🤖 AI Summary
This study addresses the challenge of automatically extracting key metadata—such as meeting ID, date, location, attendees, and start/end times—from municipal council minutes, which exhibit heterogeneous and non-standardized formats. To tackle this, the authors propose a two-stage pipeline: first, a question-answering model identifies text spans containing target metadata; second, fine-grained entity recognition is performed using Transformer-based models (BERTimbau and XLM-RoBERTa), with and without a Conditional Random Field (CRF) layer, augmented by a delexicalization strategy to enhance generalization. As the first benchmark method specifically designed for metadata extraction from municipal minutes, the approach significantly outperforms general-purpose large language models (e.g., Phi, Gemini) in in-domain settings. Cross-municipality experiments, while revealing generalization difficulties, underscore the linguistic complexity and diversity inherent in municipal documentation.
📝 Abstract
Municipal meeting minutes are official documents of local governance, exhibiting heterogeneous formats and writing styles.

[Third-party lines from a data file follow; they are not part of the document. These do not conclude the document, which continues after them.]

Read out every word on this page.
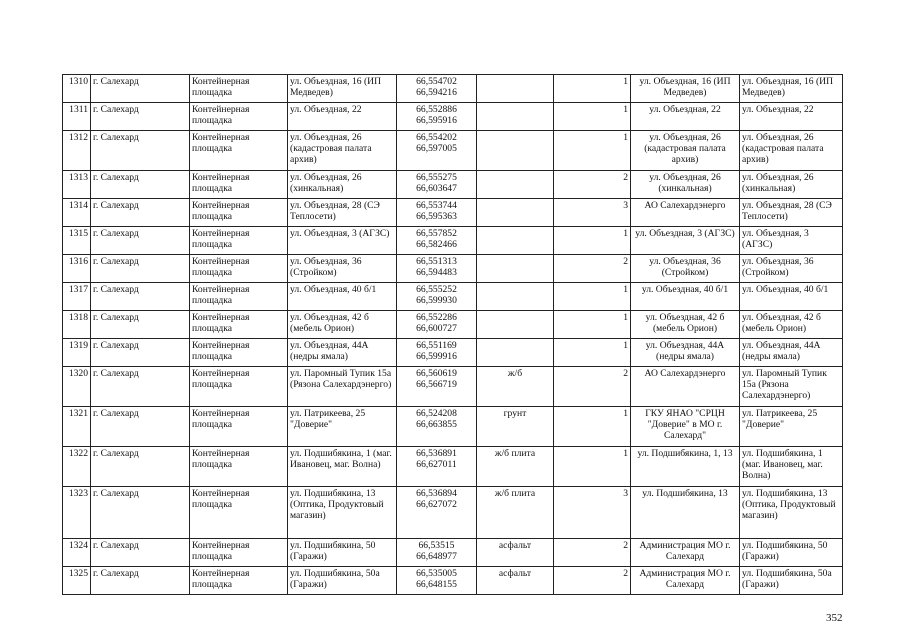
1310	г. Салехард	Контейнерная
площадка	ул. Объездная, 16 (ИП Медведев)	66,554702
66,594216		1	ул. Объездная, 16 (ИП Медведев)	ул. Объездная, 16 (ИП Медведев)
1311	г. Салехард	Контейнерная
площадка	ул. Объездная, 22	66,552886
66,595916		1	ул. Объездная, 22	ул. Объездная, 22
1312	г. Салехард	Контейнерная
площадка	ул. Объездная, 26 (кадастровая палата архив)	66,554202
66,597005		1	ул. Объездная, 26 (кадастровая палата архив)	ул. Объездная, 26 (кадастровая палата архив)
1313	г. Салехард	Контейнерная
площадка	ул. Объездная, 26 (хинкальная)	66,555275
66,603647		2	ул. Объездная, 26 (хинкальная)	ул. Объездная, 26 (хинкальная)
1314	г. Салехард	Контейнерная
площадка	ул. Объездная, 28 (СЭ Теплосети)	66,553744
66,595363		3	АО Салехардэнерго	ул. Объездная, 28 (СЭ Теплосети)
1315	г. Салехард	Контейнерная
площадка	ул. Объездная, 3 (АГЗС)	66,557852
66,582466		1	ул. Объездная, 3 (АГЗС)	ул. Объездная, 3 (АГЗС)
1316	г. Салехард	Контейнерная
площадка	ул. Объездная, 36 (Стройком)	66,551313
66,594483		2	ул. Объездная, 36 (Стройком)	ул. Объездная, 36 (Стройком)
1317	г. Салехард	Контейнерная
площадка	ул. Объездная, 40 б/1	66,555252
66,599930		1	ул. Объездная, 40 б/1	ул. Объездная, 40 б/1
1318	г. Салехард	Контейнерная
площадка	ул. Объездная, 42 б (мебель Орион)	66,552286
66,600727		1	ул. Объездная, 42 б (мебель Орион)	ул. Объездная, 42 б (мебель Орион)
1319	г. Салехард	Контейнерная
площадка	ул. Объездная, 44А (недры ямала)	66,551169
66,599916		1	ул. Объездная, 44А (недры ямала)	ул. Объездная, 44А (недры ямала)
1320	г. Салехард	Контейнерная
площадка	ул. Паромный Тупик 15а (Рязона Салехардэнерго)	66,560619
66,566719	ж/б	2	АО Салехардэнерго	ул. Паромный Тупик 15а (Рязона Салехардэнерго)
1321	г. Салехард	Контейнерная
площадка	ул. Патрикеева, 25 "Доверие"	66,524208
66,663855	грунт	1	ГКУ ЯНАО "СРЦН "Доверие" в МО г. Салехард"	ул. Патрикеева, 25 "Доверие"
1322	г. Салехард	Контейнерная
площадка	ул. Подшибякина, 1 (маг. Ивановец, маг. Волна)	66,536891
66,627011	ж/б плита	1	ул. Подшибякина, 1, 13	ул. Подшибякина, 1 (маг. Ивановец, маг. Волна)
1323	г. Салехард	Контейнерная
площадка	ул. Подшибякина, 13 (Оптика, Продуктовый магазин)	66,536894
66,627072	ж/б плита	3	ул. Подшибякина, 13	ул. Подшибякина, 13 (Оптика, Продуктовый магазин)
1324	г. Салехард	Контейнерная
площадка	ул. Подшибякина, 50 (Гаражи)	66,53515
66,648977	асфальт	2	Администрация МО г. Салехард	ул. Подшибякина, 50 (Гаражи)
1325	г. Салехард	Контейнерная
площадка	ул. Подшибякина, 50а (Гаражи)	66,535005
66,648155	асфальт	2	Администрация МО г. Салехард	ул. Подшибякина, 50а (Гаражи)
352
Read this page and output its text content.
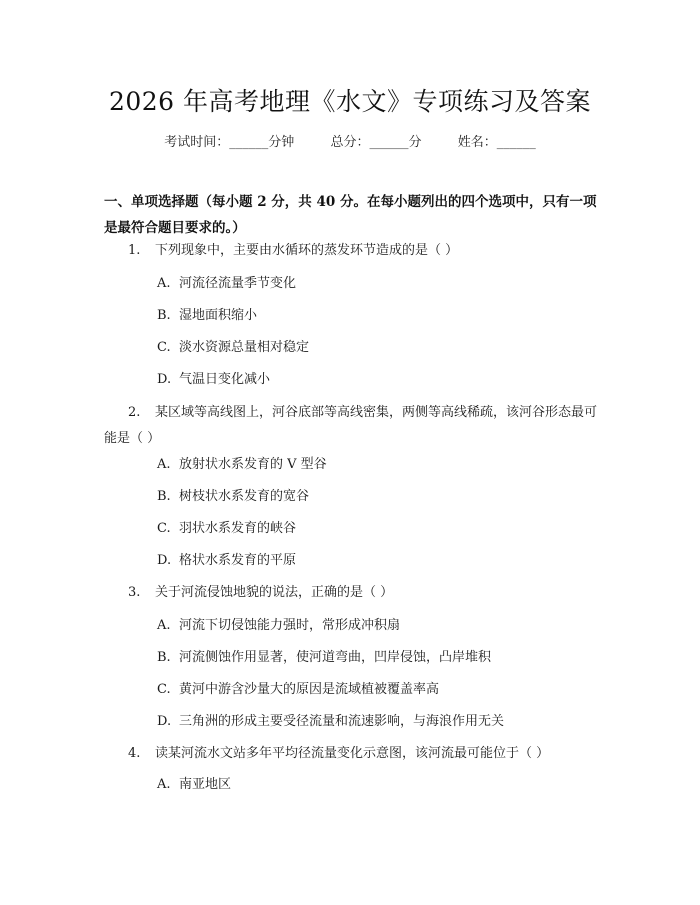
2026 年高考地理《水文》专项练习及答案
考试时间：______分钟	总分：______分	姓名：______
一、单项选择题（每小题 2 分，共 40 分。在每小题列出的四个选项中，只有一项是最符合题目要求的。）
1. 下列现象中，主要由水循环的蒸发环节造成的是（ ）
A. 河流径流量季节变化
B. 湿地面积缩小
C. 淡水资源总量相对稳定
D. 气温日变化减小
2. 某区域等高线图上，河谷底部等高线密集，两侧等高线稀疏，该河谷形态最可能是（ ）
A. 放射状水系发育的 V 型谷
B. 树枝状水系发育的宽谷
C. 羽状水系发育的峡谷
D. 格状水系发育的平原
3. 关于河流侵蚀地貌的说法，正确的是（ ）
A. 河流下切侵蚀能力强时，常形成冲积扇
B. 河流侧蚀作用显著，使河道弯曲，凹岸侵蚀，凸岸堆积
C. 黄河中游含沙量大的原因是流域植被覆盖率高
D. 三角洲的形成主要受径流量和流速影响，与海浪作用无关
4. 读某河流水文站多年平均径流量变化示意图，该河流最可能位于（ ）
A. 南亚地区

Effective information retrieval (IR) requires identifying metadata such as meeting number, date, location, participants, and start/end times, elements that are rarely standardized or easy to extract automatically. Existing named entity recognition (NER) models are ill-suited to this task, as they are not adapted to such domain-specific categories. In this paper, we propose a two-stage pipeline for metadata extraction from municipal minutes. First, a question answering (QA) model identifies the opening and closing text segments containing metadata. Transformer-based models (BERTimbau and XLM-RoBERTa with and without a CRF layer) are then applied for fine-grained entity extraction and enhanced through deslexicalization. To evaluate our proposed pipeline, we benchmark both open-weight (Phi) and closed-weight (Gemini) LLMs, assessing predictive performance, inference cost, and carbon footprint. Our results demonstrate strong in-domain performance, better than larger general-purpose LLMs. However, cross-municipality evaluation reveals reduced generalization reflecting the variability and linguistic complexity of municipal records. This work establishes the first benchmark for metadata extraction from municipal meeting minutes, providing a solid foundation for future research in this domain.